By then, McCain was dying from his brain tumor and had mostly left the public eye. But his Twitter feed was still active, presumably manned by a staffer: The morning after the election, he tweeted that the Kremlin’s get-out-the-vote efforts ‘prove Putin’s government is a sham.’ At least one American Russophile retorted that McCain’s belligerence had done more to rally Russian voters behind Putin than anything Putin had said or done.

The senator’s final gesture during his last important public appearance – coy equivocation, then a last-minute ‘thumbs down’ vote on repealing Obamacare – was classic McCain, so classic that I couldn’t see why anybody was even briefly misled by the pretense of equivocation.

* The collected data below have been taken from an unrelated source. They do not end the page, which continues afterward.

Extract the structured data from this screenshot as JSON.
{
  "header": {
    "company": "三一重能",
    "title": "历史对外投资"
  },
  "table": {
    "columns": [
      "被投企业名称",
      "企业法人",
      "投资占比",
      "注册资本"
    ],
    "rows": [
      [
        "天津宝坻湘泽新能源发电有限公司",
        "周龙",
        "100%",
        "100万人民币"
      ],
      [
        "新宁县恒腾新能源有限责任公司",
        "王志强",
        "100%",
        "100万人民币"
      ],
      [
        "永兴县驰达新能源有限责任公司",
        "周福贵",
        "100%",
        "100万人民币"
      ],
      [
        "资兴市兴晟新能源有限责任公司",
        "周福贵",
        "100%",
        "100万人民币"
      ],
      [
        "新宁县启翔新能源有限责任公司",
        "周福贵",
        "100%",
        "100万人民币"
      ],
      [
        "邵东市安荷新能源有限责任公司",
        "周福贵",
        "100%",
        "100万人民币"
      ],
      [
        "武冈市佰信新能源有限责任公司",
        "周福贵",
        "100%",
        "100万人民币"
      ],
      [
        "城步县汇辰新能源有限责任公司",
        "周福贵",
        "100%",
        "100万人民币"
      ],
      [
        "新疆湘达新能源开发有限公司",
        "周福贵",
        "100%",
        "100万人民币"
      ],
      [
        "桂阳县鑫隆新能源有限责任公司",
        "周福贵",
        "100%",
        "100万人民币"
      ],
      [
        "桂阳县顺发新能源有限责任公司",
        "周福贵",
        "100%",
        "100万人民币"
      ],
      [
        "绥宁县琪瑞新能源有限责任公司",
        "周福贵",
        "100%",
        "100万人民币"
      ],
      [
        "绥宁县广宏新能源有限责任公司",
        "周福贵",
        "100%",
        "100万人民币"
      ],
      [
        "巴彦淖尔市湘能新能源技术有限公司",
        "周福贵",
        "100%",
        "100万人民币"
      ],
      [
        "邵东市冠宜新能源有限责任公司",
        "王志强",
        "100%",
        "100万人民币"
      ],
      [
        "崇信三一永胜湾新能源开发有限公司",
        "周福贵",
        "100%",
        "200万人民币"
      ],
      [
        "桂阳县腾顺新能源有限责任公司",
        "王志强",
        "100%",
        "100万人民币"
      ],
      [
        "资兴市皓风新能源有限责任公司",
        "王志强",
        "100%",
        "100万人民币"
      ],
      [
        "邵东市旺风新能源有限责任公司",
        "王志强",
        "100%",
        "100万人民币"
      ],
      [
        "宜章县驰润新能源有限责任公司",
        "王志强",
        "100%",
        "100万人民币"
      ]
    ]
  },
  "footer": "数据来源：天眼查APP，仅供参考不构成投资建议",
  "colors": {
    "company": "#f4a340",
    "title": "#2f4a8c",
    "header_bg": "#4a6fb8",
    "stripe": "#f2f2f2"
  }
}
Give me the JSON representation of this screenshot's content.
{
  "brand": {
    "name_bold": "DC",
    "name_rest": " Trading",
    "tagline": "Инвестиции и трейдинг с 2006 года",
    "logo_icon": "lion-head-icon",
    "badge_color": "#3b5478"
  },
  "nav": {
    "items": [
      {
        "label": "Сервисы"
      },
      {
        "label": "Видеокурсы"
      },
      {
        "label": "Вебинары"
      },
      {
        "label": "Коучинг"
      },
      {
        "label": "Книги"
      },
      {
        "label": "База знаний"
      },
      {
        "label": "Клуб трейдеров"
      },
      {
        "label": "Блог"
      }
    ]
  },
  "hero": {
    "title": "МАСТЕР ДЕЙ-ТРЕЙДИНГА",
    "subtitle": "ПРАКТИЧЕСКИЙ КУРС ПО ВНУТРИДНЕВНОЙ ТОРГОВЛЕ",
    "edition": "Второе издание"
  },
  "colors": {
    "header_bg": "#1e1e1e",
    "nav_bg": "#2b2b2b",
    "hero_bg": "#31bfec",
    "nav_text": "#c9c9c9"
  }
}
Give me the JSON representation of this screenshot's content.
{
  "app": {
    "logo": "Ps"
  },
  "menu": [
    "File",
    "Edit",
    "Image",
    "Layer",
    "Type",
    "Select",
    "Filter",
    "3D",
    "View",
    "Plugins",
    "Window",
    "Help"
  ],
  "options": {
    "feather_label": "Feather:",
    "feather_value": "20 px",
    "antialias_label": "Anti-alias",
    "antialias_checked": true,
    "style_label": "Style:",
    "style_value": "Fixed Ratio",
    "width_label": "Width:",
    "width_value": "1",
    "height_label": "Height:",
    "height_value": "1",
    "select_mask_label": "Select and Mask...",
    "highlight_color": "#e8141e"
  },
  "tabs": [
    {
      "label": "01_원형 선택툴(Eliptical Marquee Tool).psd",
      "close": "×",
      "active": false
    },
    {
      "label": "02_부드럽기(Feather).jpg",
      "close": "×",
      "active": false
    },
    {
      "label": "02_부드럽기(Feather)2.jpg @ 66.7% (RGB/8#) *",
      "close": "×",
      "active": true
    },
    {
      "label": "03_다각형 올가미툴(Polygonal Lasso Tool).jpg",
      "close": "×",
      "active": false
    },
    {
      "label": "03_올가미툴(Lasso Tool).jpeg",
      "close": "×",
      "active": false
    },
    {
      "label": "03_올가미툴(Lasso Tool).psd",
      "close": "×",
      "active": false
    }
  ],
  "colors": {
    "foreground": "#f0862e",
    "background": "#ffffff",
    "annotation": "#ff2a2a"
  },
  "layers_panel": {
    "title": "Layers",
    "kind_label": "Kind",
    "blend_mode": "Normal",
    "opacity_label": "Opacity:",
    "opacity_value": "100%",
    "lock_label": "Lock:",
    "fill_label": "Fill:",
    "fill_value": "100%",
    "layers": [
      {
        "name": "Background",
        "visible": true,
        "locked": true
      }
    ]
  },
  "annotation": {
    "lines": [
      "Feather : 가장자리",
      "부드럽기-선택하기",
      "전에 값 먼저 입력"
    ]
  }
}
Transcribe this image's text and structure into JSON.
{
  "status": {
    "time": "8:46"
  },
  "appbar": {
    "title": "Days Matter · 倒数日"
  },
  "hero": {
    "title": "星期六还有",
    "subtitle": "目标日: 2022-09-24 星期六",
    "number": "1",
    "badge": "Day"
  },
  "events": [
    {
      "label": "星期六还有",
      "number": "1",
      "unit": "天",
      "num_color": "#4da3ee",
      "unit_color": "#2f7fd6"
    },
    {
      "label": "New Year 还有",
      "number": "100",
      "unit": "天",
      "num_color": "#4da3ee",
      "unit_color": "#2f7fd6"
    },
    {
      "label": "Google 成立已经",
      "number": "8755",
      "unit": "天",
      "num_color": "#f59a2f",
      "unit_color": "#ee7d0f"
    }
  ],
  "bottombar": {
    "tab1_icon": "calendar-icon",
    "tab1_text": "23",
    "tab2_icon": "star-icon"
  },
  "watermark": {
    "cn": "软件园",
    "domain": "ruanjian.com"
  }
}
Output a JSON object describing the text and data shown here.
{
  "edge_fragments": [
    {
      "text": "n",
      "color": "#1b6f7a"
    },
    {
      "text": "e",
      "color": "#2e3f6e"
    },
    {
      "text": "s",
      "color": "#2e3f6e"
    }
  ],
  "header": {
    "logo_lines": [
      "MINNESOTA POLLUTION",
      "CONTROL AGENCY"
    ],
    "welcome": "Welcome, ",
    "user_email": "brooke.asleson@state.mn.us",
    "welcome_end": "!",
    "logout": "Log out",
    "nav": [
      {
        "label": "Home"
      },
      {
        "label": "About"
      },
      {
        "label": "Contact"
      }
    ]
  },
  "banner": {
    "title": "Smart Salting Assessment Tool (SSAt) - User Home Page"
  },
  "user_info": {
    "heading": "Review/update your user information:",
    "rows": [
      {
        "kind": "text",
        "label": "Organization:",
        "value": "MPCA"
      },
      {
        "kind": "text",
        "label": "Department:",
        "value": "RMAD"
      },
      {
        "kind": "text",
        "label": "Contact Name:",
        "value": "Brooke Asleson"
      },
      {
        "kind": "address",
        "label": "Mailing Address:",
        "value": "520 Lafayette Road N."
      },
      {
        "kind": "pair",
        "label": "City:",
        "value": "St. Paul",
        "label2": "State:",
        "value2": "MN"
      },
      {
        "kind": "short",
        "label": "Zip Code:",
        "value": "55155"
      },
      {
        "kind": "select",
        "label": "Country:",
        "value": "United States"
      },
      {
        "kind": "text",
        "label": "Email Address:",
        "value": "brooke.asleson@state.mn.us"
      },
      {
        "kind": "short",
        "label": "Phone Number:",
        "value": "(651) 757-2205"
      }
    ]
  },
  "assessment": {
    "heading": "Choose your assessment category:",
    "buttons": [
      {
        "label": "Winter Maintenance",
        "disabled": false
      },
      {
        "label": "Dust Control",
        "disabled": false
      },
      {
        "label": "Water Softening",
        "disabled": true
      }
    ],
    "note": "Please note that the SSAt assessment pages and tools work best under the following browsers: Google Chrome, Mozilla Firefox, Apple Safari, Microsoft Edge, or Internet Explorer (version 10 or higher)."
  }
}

There was never any doubt that McCain would vote against repeal. It was too juicy an opportunity to pass up, exactly the sort of betrayal in which the Trojan Horse progressive reveled: derailing his party’s efforts to exploit a GOP wedge issue that possessed wide grassroots appeal.

As disgusting as I found his ad nauseam funeral rites, I took a certain grim pleasure at the knowledge that, if there’s a just God and a competent Satan, McCain is writhing in eternal agony. I picture him impaled, from fundament through loud angry mouth, spit-roasting on a red-hot rotisserie in Hell … while throngs of his war victims’s souls file ceaselessly past, squirting lighter fluid on the coals.